The neighbor’s eyes are bleary but meets his evenly. He has to pull his gaze away.

“Do you still believe them?”

He turns his body away before he answers.

“I don’t know.”

The neighbor erupts, but the words are muffled to his ears. He calmly pulls out a cigarette and lights it. He inhales and lets the smoke burn his lungs before releasing his breath.

“You don’t know? After years of this nonsense, you don’t know?” the neighbor cries.

He struggles to his feet, his cigarette between his lips and the bottle in his hand. His head turned up, he lets out a bark of laughter.

“I don’t know. I don’t know, I don’t know.”

He staggers to the fields. The group quietens.
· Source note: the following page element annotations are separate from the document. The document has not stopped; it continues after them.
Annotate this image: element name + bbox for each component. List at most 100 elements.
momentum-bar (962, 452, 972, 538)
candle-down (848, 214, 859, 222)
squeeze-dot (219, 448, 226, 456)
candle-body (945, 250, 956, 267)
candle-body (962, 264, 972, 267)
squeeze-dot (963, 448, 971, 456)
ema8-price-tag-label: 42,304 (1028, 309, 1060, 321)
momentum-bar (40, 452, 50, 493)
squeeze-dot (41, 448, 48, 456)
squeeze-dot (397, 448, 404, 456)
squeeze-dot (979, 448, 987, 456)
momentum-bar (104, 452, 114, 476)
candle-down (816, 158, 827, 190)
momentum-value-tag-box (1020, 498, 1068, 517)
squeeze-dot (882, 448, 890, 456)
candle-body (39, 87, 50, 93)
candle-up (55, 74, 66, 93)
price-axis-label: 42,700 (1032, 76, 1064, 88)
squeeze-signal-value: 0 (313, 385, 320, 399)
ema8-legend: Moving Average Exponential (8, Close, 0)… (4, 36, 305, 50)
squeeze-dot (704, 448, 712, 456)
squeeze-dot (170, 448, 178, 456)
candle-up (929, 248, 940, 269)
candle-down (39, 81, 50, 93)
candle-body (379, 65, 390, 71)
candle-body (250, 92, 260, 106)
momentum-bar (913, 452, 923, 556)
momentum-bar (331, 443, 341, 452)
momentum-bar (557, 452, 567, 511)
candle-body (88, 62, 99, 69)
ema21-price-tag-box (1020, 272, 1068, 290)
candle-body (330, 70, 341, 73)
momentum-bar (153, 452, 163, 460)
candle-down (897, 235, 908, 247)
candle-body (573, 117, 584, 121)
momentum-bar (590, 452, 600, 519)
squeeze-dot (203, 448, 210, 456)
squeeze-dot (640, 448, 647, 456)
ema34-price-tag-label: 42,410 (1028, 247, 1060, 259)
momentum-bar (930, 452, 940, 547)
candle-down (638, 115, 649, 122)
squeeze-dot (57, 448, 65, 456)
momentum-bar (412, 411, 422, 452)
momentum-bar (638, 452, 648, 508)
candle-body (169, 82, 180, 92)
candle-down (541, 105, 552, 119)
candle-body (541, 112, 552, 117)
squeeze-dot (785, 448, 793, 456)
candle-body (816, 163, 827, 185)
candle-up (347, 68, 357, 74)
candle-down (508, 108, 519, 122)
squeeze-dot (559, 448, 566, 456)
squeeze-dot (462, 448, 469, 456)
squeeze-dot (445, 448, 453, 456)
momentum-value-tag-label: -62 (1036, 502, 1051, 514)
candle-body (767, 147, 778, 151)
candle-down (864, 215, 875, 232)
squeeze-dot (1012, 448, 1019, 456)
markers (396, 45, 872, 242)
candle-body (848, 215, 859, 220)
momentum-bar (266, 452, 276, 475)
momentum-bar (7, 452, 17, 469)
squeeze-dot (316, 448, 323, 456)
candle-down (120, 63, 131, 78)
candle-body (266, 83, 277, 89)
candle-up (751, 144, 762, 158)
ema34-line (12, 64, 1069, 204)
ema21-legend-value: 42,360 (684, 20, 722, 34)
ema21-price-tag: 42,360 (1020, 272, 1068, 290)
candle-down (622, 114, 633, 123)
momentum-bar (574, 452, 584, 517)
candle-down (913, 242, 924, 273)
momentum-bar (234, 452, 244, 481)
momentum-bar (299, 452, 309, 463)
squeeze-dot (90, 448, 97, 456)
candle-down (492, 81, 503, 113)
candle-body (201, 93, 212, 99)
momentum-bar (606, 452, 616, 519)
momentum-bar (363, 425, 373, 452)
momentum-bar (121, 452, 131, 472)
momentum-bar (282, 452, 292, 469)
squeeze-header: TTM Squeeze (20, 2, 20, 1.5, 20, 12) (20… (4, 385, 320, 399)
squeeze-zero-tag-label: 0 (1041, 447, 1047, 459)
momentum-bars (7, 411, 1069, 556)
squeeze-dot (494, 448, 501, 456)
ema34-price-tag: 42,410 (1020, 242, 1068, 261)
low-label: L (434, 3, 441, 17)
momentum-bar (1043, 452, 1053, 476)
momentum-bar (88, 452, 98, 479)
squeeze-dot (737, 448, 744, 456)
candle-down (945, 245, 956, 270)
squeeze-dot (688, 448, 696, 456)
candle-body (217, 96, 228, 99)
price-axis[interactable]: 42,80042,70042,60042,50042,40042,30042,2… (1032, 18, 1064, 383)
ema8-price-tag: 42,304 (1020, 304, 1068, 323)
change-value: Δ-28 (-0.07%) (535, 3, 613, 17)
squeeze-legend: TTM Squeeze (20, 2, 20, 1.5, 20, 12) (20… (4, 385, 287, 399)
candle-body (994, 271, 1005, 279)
A neighbor calls out to him.

“Tanawat, what are you doing? Come back.” But no one gets up, and no one else speaks.

His arm reached out straight in front of him, he drains the bottle of rum onto the field, and throws the bottle as well, once it’s empty. He takes a drag of his cigarette. Normally, he smokes only once a day. He takes one last drag of his cigarette, lets it fall to the ground, and turns back, his hands over his eyes.

At first, the fields glowed like they did that afternoon, a soft golden light. Then they exploded into brilliant flames, more dazzling than that sky he once saw. But Tanawat couldn’t see the fields on fire. Neither could his neighbors. All they could see were his shaking shoulders, and the gleaming whites of his teeth.